Hi, maggiethecat - there was no grand design in where my siblings and I ended up at school. My parents made the mistake of relying on friends' and colleagues' recommendations for db's private school and he was miserable. As I said, dsis was very happy at her school, but my parents were told that if they sent her to the local state grammar school at age 11 (which they did), none of their other children would be welcome to attend the school, otherwise I would probably also have gone there... Experiences of poor private education and manipulative/threatening behaviour from private schools not wanting to lose their brightest to the state sector somewhat put my parents off perservering with the private sector (particularly given that they knew their children were all likely to be bright enough to pass the 11 plus without the extra push a private school might or might not be able to provide). I think people tend to attempt to be an awful lot more strategic and fussy these days and find education a thoroughly stressful subject.
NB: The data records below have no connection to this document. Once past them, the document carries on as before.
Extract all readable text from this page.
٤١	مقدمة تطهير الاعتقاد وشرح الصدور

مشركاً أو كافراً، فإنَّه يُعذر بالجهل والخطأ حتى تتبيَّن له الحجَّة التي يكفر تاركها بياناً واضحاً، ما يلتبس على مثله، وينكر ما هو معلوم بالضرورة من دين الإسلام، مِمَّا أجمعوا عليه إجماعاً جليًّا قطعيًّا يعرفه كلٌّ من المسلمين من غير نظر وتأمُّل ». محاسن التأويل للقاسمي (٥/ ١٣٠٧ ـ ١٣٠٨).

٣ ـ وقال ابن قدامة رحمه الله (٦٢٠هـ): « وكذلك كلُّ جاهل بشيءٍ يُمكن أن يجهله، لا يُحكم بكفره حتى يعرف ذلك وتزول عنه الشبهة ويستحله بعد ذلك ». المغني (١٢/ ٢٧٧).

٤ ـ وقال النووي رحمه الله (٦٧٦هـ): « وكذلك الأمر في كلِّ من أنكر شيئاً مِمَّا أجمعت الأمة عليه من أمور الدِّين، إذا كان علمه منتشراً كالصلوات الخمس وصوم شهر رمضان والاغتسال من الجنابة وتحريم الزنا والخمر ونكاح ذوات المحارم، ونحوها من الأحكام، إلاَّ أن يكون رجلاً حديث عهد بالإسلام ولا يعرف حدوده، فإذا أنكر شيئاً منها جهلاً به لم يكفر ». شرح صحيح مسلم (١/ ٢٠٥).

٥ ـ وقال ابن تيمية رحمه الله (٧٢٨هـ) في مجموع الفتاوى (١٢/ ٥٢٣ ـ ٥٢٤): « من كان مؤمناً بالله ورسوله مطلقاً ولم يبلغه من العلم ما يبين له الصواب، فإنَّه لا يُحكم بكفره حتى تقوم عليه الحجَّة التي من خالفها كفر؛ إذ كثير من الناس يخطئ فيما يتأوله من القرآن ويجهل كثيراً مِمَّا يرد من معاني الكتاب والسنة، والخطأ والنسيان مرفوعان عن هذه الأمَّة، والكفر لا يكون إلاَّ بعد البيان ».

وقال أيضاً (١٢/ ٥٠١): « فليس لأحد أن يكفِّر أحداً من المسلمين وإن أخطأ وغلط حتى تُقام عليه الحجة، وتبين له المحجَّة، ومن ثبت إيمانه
When I was growing up, I think most (but not all) people tended to be a little bit more laid back and less self-condemning if they made what ultimately appeared to have been the wrong choices.

rabbitstew · 22/03/2011 13:20

and ps, ultimately, the state grammar school option was a poor choice for one of my dbs, who whilst quite gifted in IQ terms was also very quirky. He would no doubt have been happier in a comprehensive with good pastoral care. We didn't really grow up in an area with comprehensives, though, you were either an 11 plus pass or an 11 plus failure.

MollieO · 22/03/2011 14:54

Squidgy she just thought he was being difficult. Hard for me as she was/is a very popular teacher and I seemed to be the only parent in the class who had problems with her. This year's teacher sussed Ds within one term and it's made a difference, albeit we had a difficult first term to get through. Ds is outwardly very chatty and confident so just the sort of child you'd expect to tell the teacher if he was bored etc. In fact he lacks confidence and won't say anything and it can take months to discover whatever concerns/worries him.